There’s a bit of fussy detailing around the place, though, with the “N” badging, and I’m not sure anyone will get the point about why Hyundai calls its sportier models “N”. So here is the full, official, explanation: “The ‘N’ in Hyundai N stands for Namyang, home to Hyundai Motor’s global R&D centre in Korea since 1995, where the idea was born, and for the Nürburgring, home to Hyundai Motor’s European Test Centre, where the i30 N was further developed and tested. The close connection between Namyang and the Nürburgring created the foundation for N, aiming to build on the company’s motorsport experience to bring thrilling winding road fun to customers who love cars. The ‘N’ logo itself embodies this idea, as it symbolises a chicane.”
As I say, I’m sceptical the nomenclature will catch on.

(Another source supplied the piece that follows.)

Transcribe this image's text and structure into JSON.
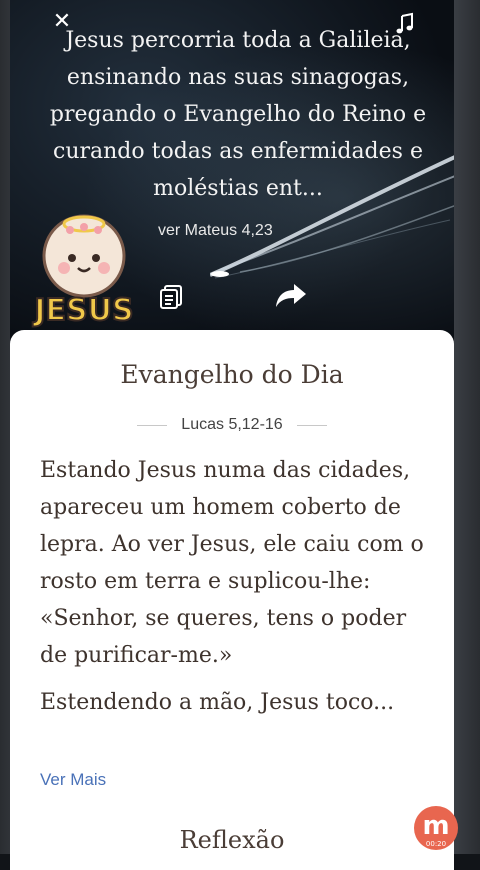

Anyway, the i30 Fastback N (and its shorter conventional five-door hatch sibling, which is not ever to be called “slowback”) also owes something to a third famous German brand – BMW. For the company has been busily poaching a number of designers and engineers from BMW’s famous Motorsport division, and they have made a fine job of the i30 N. Though only front-wheel drive, and thus at a fundamental disadvantage, they’ve managed to make sure that the massive 275 horsepower is delivered safely and confidently, and the car’s capabilities will usually outrun those of its driver. Unless you are being deliberately reckless, in other words, it’ll do as it’s told. If you switch the i30 to full on sport mode it will partly disable some of the chassis control software, so you can go drifting if that’s your thing. It gives you the choice of driving styles from economy to lunacy. It goes as well as anything in its league with the exception of the most powerful Cupra R variants of the Seat Leon, the Renault Megane RS and the Honda Civic Type R, which, with its massive spoiler and Batmobile styling kit, is the loudest contender in every sense of the word.
The Hyundai does, though, have some aural excitements of its own. It grumbles like Nigel Farage being asked questions about Arron Banks when it’s idling, but goes into a full-on Corbyn-style ranty barking fit when it’s pressed into a tight corner.
So I loved it, this multi-sensational experience. There are more prosaic bonuses too. The touch screen works intuitively. The seats are exceptionally comfortable, with an adjustable squab to add support under your knees. The longer fastback styling gives you a bigger boot, a little of which is taken up with what looks like a scaffolding pole – a stout racing cross-member that stops the bodyshell from flexing too much, giving it more stable handling.
Best of all, though, is the value for money. For between £1,000 and £10,000 less than its main rivals, it matches them for performance and practicality, and is the most handsome of the lot. So this time I’m glad that Hyundai listened to people like me. They got it right.